A4 Vertaisarvioitu artikkeli konferenssijulkaisussa
ARVo: Learning All-Range Volumetric Correspondence for Video Deblurring
Tekijät: Li Dongxu, Xu Chenchen, Zhang Kaihao, Yu Xin, Zhong Yiran, Ren Wenqi, Suominen Hanna, Li Hongdong
Konferenssin vakiintunut nimi: IEEE Computer Society Conference on Computer Vision and Pattern Recognition
Julkaisuvuosi: 2021
Journal: IEEE Computer Society Conference on Computer Vision and Pattern Recognition
Kokoomateoksen nimi: 2021 IEEE/CVF Conference on Computer Vision and Pattern Recognition (CVPR)

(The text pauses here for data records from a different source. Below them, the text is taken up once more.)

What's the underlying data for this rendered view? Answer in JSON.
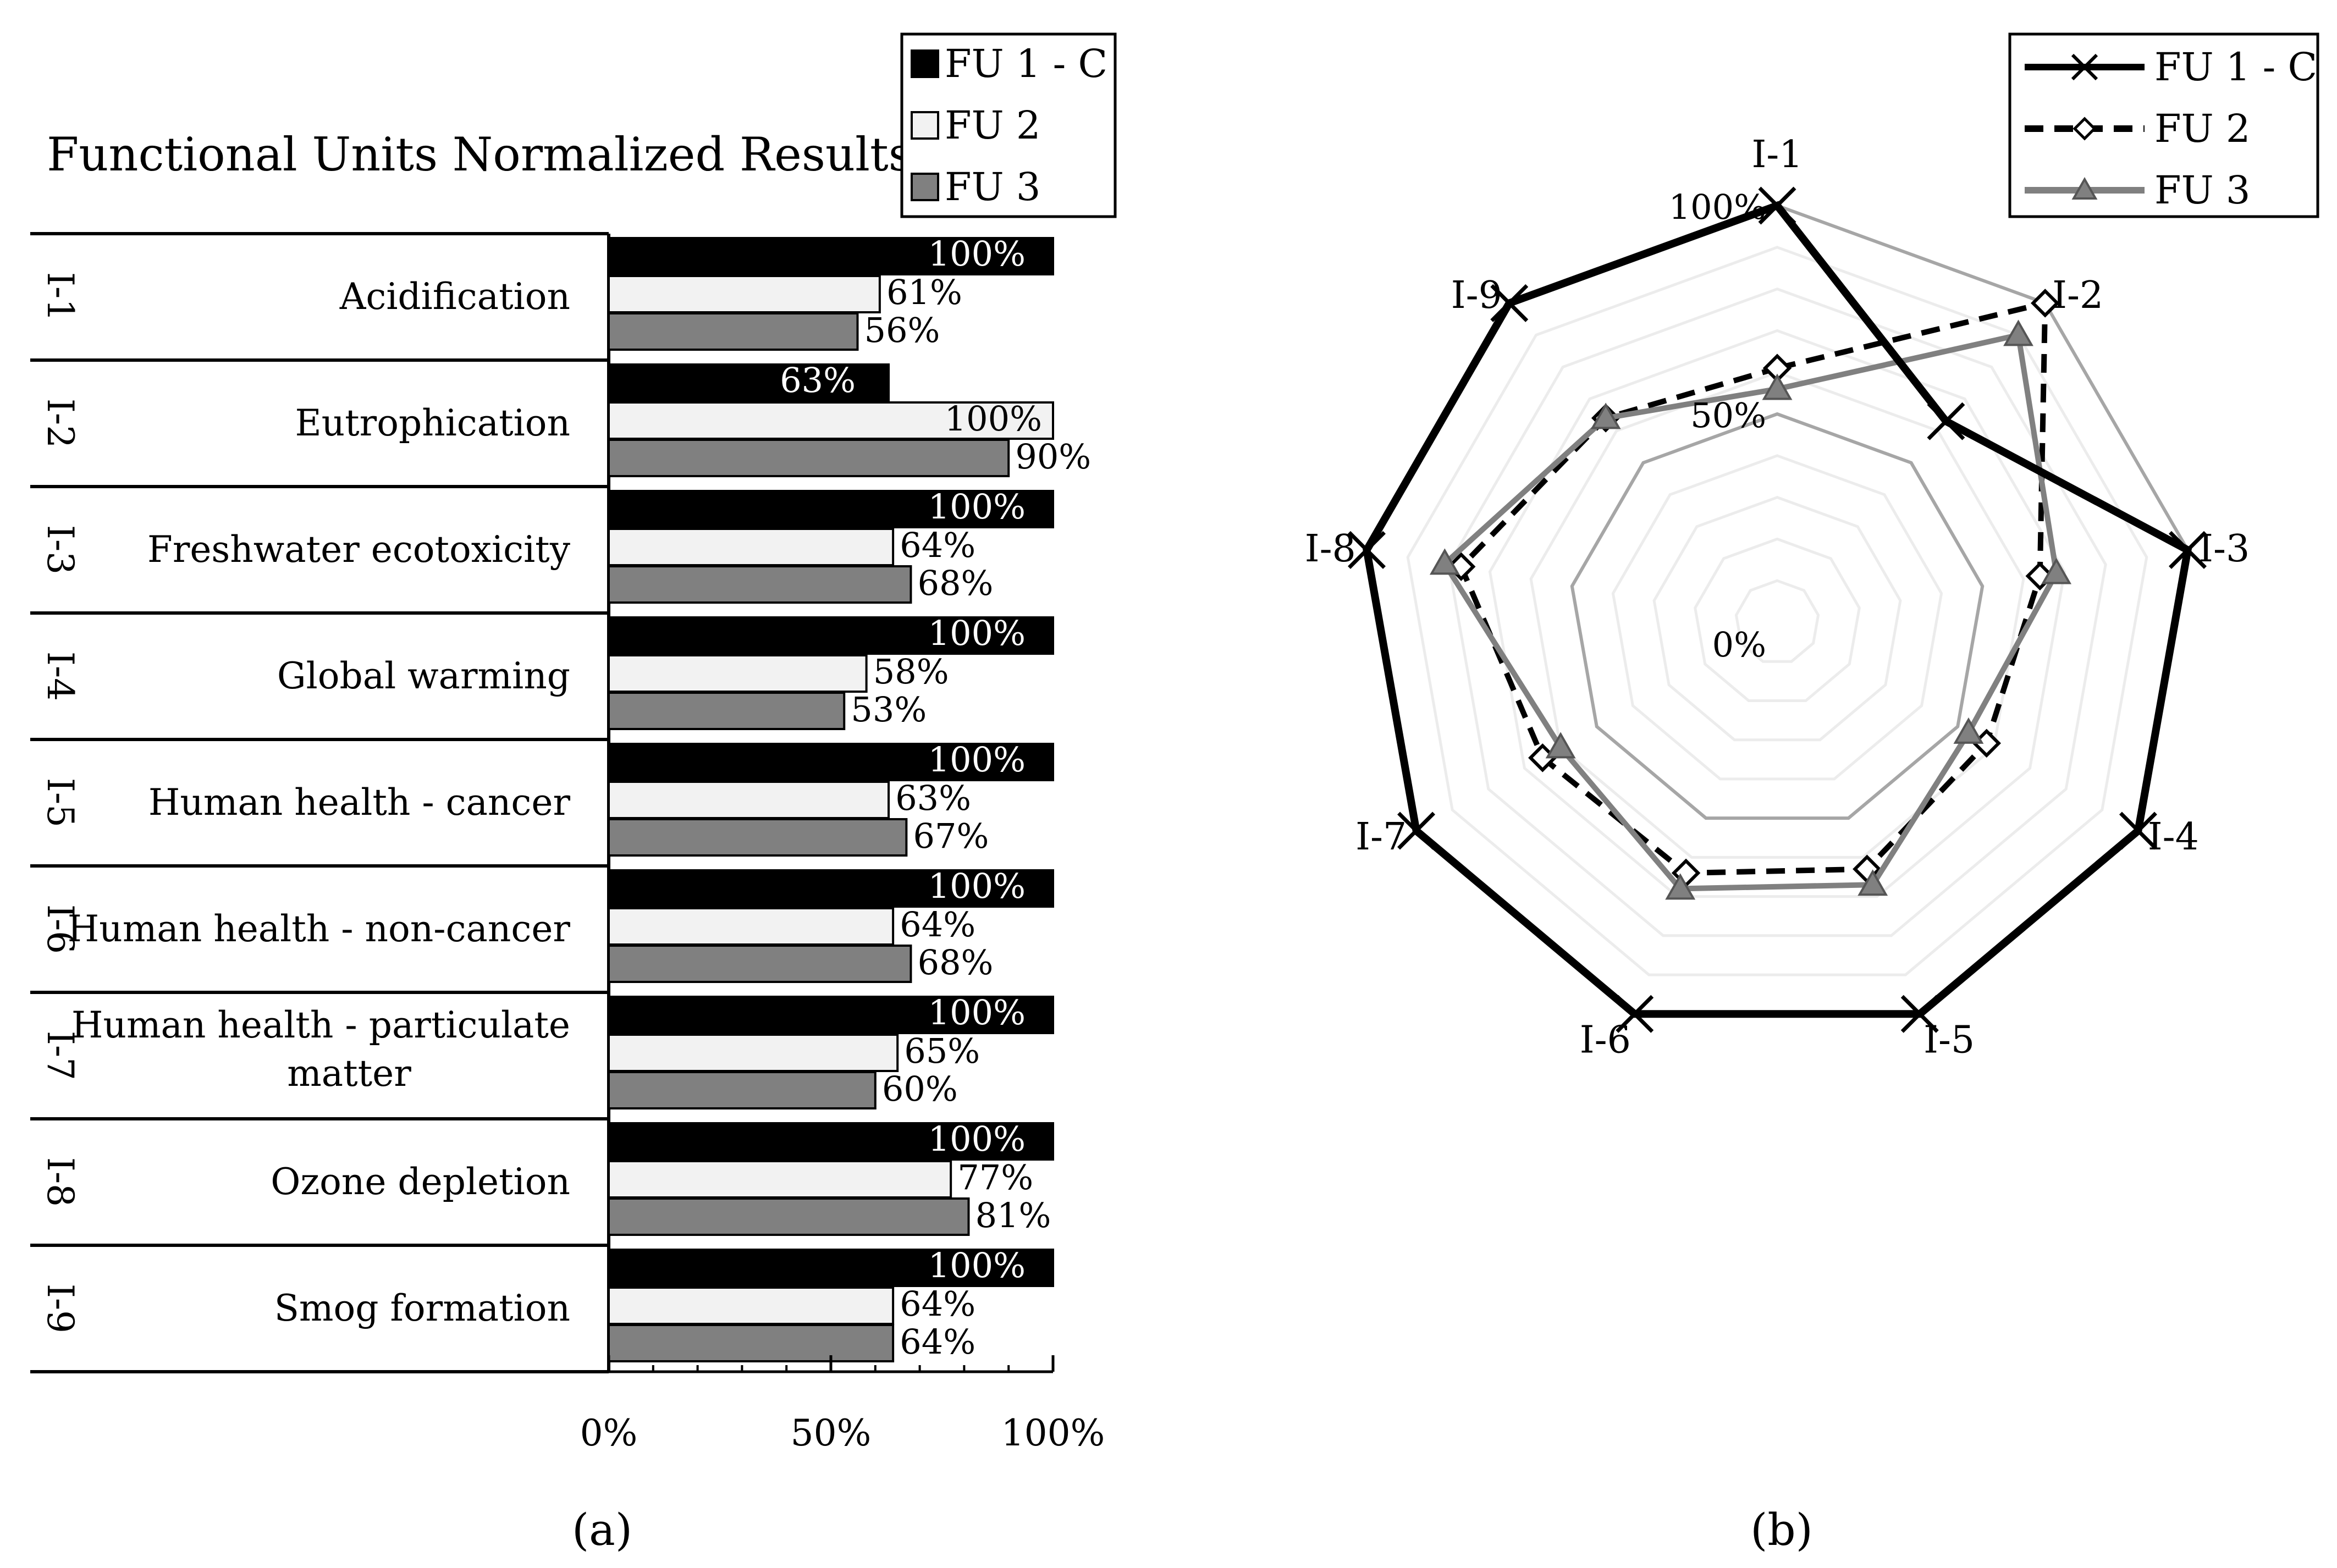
{
  "figure": {
    "panel_a_label": "(a)",
    "panel_b_label": "(b)"
  },
  "chart_data": [
    {
      "type": "bar",
      "orientation": "horizontal",
      "title": "Functional Units Normalized Results",
      "categories": [
        {
          "code": "I-1",
          "name": [
            "Acidification"
          ]
        },
        {
          "code": "I-2",
          "name": [
            "Eutrophication"
          ]
        },
        {
          "code": "I-3",
          "name": [
            "Freshwater ecotoxicity"
          ]
        },
        {
          "code": "I-4",
          "name": [
            "Global warming"
          ]
        },
        {
          "code": "I-5",
          "name": [
            "Human health - cancer"
          ]
        },
        {
          "code": "I-6",
          "name": [
            "Human health - non-cancer"
          ]
        },
        {
          "code": "I-7",
          "name": [
            "Human health - particulate",
            "matter"
          ]
        },
        {
          "code": "I-8",
          "name": [
            "Ozone depletion"
          ]
        },
        {
          "code": "I-9",
          "name": [
            "Smog formation"
          ]
        }
      ],
      "series": [
        {
          "name": "FU 1 - C",
          "color": "#000000",
          "values": [
            100,
            63,
            100,
            100,
            100,
            100,
            100,
            100,
            100
          ],
          "labels": [
            "100%",
            "63%",
            "100%",
            "100%",
            "100%",
            "100%",
            "100%",
            "100%",
            "100%"
          ]
        },
        {
          "name": "FU 2",
          "color": "#f2f2f2",
          "values": [
            61,
            100,
            64,
            58,
            63,
            64,
            65,
            77,
            64
          ],
          "labels": [
            "61%",
            "100%",
            "64%",
            "58%",
            "63%",
            "64%",
            "65%",
            "77%",
            "64%"
          ]
        },
        {
          "name": "FU 3",
          "color": "#808080",
          "values": [
            56,
            90,
            68,
            53,
            67,
            68,
            60,
            81,
            64
          ],
          "labels": [
            "56%",
            "90%",
            "68%",
            "53%",
            "67%",
            "68%",
            "60%",
            "81%",
            "64%"
          ]
        }
      ],
      "xlim": [
        0,
        100
      ],
      "xticks": [
        0,
        50,
        100
      ],
      "xtick_labels": [
        "0%",
        "50%",
        "100%"
      ],
      "legend": "top-right",
      "grid": false
    },
    {
      "type": "radar",
      "axes": [
        "I-1",
        "I-2",
        "I-3",
        "I-4",
        "I-5",
        "I-6",
        "I-7",
        "I-8",
        "I-9"
      ],
      "series": [
        {
          "name": "FU 1 - C",
          "color": "#000000",
          "style": "solid",
          "marker": "x",
          "values": [
            100,
            63,
            100,
            100,
            100,
            100,
            100,
            100,
            100
          ]
        },
        {
          "name": "FU 2",
          "color": "#000000",
          "style": "dashed",
          "marker": "diamond",
          "values": [
            61,
            100,
            64,
            58,
            63,
            64,
            65,
            77,
            64
          ]
        },
        {
          "name": "FU 3",
          "color": "#808080",
          "style": "solid",
          "marker": "triangle",
          "values": [
            56,
            90,
            68,
            53,
            67,
            68,
            60,
            81,
            64
          ]
        }
      ],
      "rlim": [
        0,
        100
      ],
      "ring_labels": [
        "0%",
        "50%",
        "100%"
      ],
      "legend": "top-right",
      "grid": true
    }
  ]
}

Tietokannassa oleva lehden nimi: 2021 IEEE/CVF CONFERENCE ON COMPUTER VISION AND PATTERN RECOGNITION, CVPR 2021
Lehden akronyymi: PROC CVPR IEEE
Aloitussivu: 7717
Lopetussivu: 7727
Sivujen määrä: 11
ISSN: 1063-6919
DOI: https://doi.org/10.1109/CVPR46437.2021.00763
Video deblurring models exploit consecutive frames to remove blurs from camera shakes and object motions. In order to utilize neighboring sharp patches, typical methods rely mainly on homography or optical flows to spatially align neighboring blurry frames. However, such explicit approaches are less effective in the presence of fast motions with large pixel displacements. In this work, we propose a novel implicit method to learn spatial correspondence among blurry frames in the feature space. To construct distant pixel correspondences, our model builds a correlation volume pyramid among all the pixel-pairs between neighboring frames. To enhance the features of the reference frame, we design a correlative aggregation module that maximizes the pixel-pair correlations with its neighbors based on the volume pyramid. Finally, we feed the aggregated features into a reconstruction module to obtain the restored frame. We design a generative adversarial paradigm to optimize the model progressively. Our proposed method is evaluated on the widely-adopted DVD dataset, along with a newly collected High-Frame-Rate (1000 fps) Dataset for Video Deblurring (HFR-DVD). Quantitative and qualitative experiments show that our model performs favorably on both datasets against previous state-of-the-art methods, confirming the benefit of modeling all-range spatial correspondence for video deblurring.